Question (Gutman, Yahoo News): What are your specific plans for lobbying and who are you targeting?

Witt: I have approached Sen. Cornyn because he is from Texas like me and led CIR efforts in the past. He is a natural to come to the table because he was involved previously. Sen. Graham needs to come back to the table. I also have talked to Sen. Lugar.

Land: This is going to take leadership. We need to remember that President Bush made CIR a campaign issue in 2000. Then he got sidetracked by 9/11 and didn’t come back to it until his second term. A number of different Senators can be involved now. There are people on the other side saying Sen. Schumer’s plan is too tough. I know CIR is possible because the polls say Americans support a plan that secures the border and includes a pathway.

Staver: There is a broad consensus that we need to secure the borders and prevent employers from hiring the undocumented. This doesn’t mean we have to push them back across the border. When a pathway is labeled as amnesty, it clouds the issue. We now need to focus on this mislabeling so we can build consensus among the American people.

Question: Why are more evangelical groups getting involved now?
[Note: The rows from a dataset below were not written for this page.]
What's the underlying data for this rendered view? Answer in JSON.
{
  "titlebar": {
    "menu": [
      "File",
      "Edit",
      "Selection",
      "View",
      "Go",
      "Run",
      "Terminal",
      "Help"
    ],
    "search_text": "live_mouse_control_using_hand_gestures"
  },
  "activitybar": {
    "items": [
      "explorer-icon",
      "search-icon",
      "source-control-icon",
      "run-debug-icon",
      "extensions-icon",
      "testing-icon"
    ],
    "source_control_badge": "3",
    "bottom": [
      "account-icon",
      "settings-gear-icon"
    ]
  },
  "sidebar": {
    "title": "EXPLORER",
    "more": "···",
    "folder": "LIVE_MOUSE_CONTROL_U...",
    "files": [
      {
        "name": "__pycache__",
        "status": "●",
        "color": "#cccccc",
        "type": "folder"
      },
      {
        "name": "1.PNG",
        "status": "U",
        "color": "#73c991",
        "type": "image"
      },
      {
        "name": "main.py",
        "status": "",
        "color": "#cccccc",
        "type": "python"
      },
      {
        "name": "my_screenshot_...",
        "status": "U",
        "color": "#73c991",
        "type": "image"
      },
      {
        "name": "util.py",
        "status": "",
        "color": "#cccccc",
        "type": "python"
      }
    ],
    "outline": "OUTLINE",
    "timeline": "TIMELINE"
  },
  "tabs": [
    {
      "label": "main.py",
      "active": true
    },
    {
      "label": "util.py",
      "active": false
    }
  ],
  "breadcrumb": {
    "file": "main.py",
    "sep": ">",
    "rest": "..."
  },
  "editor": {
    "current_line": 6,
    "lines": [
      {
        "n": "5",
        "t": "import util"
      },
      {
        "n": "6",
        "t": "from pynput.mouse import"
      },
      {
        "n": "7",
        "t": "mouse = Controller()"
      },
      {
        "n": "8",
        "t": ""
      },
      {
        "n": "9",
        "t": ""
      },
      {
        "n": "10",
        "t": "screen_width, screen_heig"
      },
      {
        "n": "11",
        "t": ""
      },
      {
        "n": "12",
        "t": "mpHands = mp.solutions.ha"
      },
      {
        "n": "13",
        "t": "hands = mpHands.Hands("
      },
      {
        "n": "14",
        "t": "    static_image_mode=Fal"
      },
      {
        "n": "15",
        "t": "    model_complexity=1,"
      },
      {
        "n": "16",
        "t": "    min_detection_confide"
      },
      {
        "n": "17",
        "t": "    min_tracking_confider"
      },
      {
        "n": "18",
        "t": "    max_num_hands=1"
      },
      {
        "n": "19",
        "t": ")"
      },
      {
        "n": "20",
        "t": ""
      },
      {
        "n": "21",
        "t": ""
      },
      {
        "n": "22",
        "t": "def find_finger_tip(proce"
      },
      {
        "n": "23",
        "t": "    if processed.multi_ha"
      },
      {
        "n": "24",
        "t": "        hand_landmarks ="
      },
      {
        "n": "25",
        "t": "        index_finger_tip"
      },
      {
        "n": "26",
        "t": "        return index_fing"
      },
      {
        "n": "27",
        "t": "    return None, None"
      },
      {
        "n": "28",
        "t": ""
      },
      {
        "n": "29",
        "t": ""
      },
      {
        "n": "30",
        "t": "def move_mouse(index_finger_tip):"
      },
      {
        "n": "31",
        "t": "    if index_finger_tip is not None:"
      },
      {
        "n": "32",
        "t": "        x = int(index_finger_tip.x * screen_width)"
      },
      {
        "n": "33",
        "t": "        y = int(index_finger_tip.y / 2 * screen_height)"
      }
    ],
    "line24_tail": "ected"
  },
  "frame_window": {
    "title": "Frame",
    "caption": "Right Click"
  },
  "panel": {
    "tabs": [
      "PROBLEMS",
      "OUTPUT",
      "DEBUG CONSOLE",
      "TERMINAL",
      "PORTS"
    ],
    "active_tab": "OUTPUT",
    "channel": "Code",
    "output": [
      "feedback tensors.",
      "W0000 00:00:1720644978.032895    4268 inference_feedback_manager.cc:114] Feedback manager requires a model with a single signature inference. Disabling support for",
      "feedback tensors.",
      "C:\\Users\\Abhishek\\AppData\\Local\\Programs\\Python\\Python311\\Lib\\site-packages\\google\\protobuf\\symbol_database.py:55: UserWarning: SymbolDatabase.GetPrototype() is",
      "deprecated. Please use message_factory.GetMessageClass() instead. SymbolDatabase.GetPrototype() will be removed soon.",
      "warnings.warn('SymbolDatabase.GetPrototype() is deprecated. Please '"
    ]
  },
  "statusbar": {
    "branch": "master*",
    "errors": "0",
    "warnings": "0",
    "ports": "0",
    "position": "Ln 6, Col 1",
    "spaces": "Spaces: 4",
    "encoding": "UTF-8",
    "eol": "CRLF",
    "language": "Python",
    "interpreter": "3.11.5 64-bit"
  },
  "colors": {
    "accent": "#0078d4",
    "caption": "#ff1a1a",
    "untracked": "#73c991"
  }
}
Land: Many have been involved. The media are just paying more attention now because the Arizona law passed. I am concerned that parts of the conservative coalition are mislabeling CIR as amnesty. As I said before, they need a course in remedial English.

Question: Are there some segments of the evangelical community that haven’t signed on?

Land: There are some organizations that take no position because the organizations don’t address immigration. That doesn’t mean they’re not interested. There are organizations taking a look at the issue now. They haven’t ruled it out. Some Baptist groups approached us and asked for more information.

Hernandez: That’s the end of the call. Please go back to your groups and have them ask Congress and President Obama to pass CIR this year.